Not as I was taught in two different schools. But, I dont call myself a expert on this. If I am remembering correctly the M16 firing pin wont contact the cartridge primer until the bolt is rotated into the locked position. Recoil is asorbed by a metal & nylon buffer riding on a long spring in the stock. The recoiling bolt contacts the buffer and the two compress the spring. Simpler to disassemble clean and sort than the few other recoil systems I trained with. Basically two parts in the recoil assembly, with no pins, catches, or other anoying parts to distract me, and no trick alignment steps to reassembly. Complexity in the M16 lay elsewhere.

... As it was IOTL the BAR was probably invented in 1916, ....

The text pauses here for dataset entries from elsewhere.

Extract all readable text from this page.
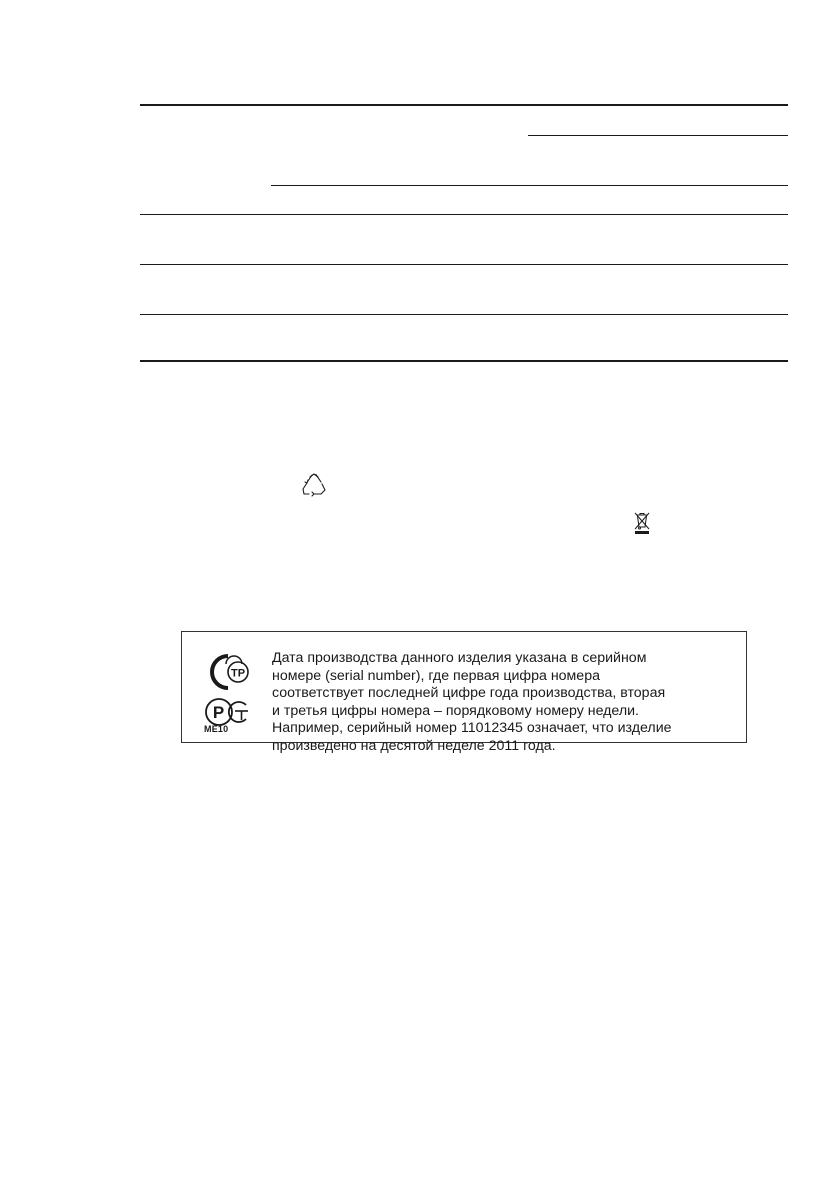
ТР
Р
ME10
Дата производства данного изделия указана в серийном
номере (serial number), где первая цифра номера
соответствует последней цифре года производства, вторая
и третья цифры номера – порядковому номеру недели.
Например, серийный номер 11012345 означает, что изделие
произведено на десятой неделе 2011 года.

About then. Reliable examples of Brownings belt fed machine gun and magazine fed rifle were demonstrated for US Army observers in early 1917. It was contracted for production nearly imeadiatly without further trials Unless Browning was copying from someone else gun it is unlikely he designed and debugged the BAR in a year or less. He had been constructing a variety of prototypes, many using his brothers machine shop in Ogden Utah as far back as 1912 & perhaps earlier.

Both Mannlicher & Mondragon had produced gas operated rifles before 1900 & both had tested prototypes of gas operated full auto weapons similar to the BAR by 1910, so Browning may have been drawing on those examples for avoiding mistakes. Maybe someone has read one of the several books on Browning & can shed some further light on this.